In their first project since exiting “The West Wing,” Aaron Sorkin and Thomas Schlamme will join forces at New Line on “The Farnsworth Invention,” a drama about how Philo Farnsworth invented TV technology and was robbed of the glory by broadcast pioneer David Sarnoff.
Project was sold as a spec package. After entering into exclusive negotiations early this week, New Line agreed to pay $2.5 million against 2% of gross for Sorkin to write and produce, with Schlamme receiving just north of $1 million to direct the film and produce.
Script is set in the late 1920s, when the 22-year-old genius from Utah became the first to capture a moving image in a box.
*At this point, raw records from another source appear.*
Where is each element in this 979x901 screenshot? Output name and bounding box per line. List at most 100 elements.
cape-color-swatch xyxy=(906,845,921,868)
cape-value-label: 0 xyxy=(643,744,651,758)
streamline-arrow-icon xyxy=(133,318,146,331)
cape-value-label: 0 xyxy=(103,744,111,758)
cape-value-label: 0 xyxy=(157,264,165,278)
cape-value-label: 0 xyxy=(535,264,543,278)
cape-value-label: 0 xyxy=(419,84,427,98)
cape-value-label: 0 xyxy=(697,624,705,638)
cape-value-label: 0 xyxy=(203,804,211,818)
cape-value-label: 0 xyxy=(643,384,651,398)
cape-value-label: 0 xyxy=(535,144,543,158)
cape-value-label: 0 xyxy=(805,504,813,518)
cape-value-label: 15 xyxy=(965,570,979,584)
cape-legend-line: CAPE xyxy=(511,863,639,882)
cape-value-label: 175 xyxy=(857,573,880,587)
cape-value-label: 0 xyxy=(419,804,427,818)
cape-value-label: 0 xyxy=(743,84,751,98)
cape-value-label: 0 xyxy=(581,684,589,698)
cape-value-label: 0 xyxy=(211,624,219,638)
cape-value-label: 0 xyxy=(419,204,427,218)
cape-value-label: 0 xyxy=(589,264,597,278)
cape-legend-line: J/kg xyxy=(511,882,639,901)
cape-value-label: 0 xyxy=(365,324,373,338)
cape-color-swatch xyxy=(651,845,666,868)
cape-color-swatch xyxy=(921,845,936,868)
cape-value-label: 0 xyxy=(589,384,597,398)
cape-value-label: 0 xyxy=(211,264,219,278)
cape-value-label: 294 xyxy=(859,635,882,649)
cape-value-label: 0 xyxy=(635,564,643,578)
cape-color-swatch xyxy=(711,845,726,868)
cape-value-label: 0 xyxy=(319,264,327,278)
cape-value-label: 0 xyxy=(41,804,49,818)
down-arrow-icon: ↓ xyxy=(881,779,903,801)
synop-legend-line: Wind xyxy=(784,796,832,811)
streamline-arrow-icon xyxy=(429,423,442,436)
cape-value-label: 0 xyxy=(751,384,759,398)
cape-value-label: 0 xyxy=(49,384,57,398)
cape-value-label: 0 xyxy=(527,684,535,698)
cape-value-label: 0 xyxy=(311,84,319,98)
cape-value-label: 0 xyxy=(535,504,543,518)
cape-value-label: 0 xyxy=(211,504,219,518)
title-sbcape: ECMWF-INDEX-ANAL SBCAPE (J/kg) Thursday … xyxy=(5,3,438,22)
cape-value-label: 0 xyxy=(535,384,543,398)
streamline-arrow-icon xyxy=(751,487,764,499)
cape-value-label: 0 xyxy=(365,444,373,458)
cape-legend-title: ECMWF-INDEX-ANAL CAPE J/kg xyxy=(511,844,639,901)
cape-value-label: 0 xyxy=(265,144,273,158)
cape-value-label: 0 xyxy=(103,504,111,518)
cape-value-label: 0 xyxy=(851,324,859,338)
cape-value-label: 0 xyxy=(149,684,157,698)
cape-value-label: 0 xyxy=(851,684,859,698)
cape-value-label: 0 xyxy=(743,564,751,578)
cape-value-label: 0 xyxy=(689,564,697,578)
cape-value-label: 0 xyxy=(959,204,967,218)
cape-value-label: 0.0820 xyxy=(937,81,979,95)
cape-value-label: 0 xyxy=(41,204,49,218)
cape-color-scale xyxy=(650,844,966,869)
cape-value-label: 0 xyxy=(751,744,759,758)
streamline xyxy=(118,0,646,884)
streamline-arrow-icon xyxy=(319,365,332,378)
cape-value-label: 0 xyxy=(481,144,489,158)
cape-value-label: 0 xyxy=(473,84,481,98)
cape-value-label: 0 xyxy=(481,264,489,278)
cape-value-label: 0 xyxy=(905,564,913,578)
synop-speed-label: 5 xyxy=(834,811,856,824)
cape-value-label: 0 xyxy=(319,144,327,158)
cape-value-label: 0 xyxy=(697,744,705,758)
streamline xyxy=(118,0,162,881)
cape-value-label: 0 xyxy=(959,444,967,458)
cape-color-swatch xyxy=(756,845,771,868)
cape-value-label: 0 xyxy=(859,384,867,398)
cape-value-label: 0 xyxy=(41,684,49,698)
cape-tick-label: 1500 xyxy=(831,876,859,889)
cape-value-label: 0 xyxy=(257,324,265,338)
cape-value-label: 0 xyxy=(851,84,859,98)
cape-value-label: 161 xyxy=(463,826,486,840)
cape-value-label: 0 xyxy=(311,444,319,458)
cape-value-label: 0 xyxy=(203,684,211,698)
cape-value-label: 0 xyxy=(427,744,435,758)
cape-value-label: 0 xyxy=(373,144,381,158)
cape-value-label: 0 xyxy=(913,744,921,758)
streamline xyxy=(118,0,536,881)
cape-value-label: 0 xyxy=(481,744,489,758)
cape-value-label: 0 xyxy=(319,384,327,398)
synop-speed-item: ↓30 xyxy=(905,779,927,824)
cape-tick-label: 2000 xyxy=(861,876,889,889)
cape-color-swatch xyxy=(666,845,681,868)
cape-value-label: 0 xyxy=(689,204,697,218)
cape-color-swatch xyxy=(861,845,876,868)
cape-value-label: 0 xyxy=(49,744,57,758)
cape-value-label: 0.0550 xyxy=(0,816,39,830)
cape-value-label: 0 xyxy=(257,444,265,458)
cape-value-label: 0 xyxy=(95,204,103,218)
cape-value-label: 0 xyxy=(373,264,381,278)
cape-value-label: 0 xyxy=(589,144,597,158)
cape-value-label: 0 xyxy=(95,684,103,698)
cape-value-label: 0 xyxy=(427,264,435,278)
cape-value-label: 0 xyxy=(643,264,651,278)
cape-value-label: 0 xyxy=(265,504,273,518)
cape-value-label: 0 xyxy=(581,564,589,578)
That led to a skirmish with rival scientist Vladimir Zworykin, who years earlier had filed a patent for the technology even though he hadn’t made it work until Farnsworth’s invention.
Since Zworykin was under the employ of radio giant RCA and Sarnoff, the young mogul who ran the broadcasting giant engaged in a take-no-prisoners battle for control of the invention that would change the world.
New Line president Toby Emmerich made the buy and will oversee the project. “The way (Sorkin) portrayed Philo and Sarnoff on the page, I’d say (they were) two of the best characters I’d read in a movie script over the last 10 years. They are adversaries, but it is subtle and sophisticated. It is a compelling drama that will have the feel of ‘Seabiscuit’ in that it covers one of those periods in the country where everything changed.”
Sorkin and Schlamme met while working on the Sorkin-created series “Sports Night,” and then became exec producers on “The West Wing.”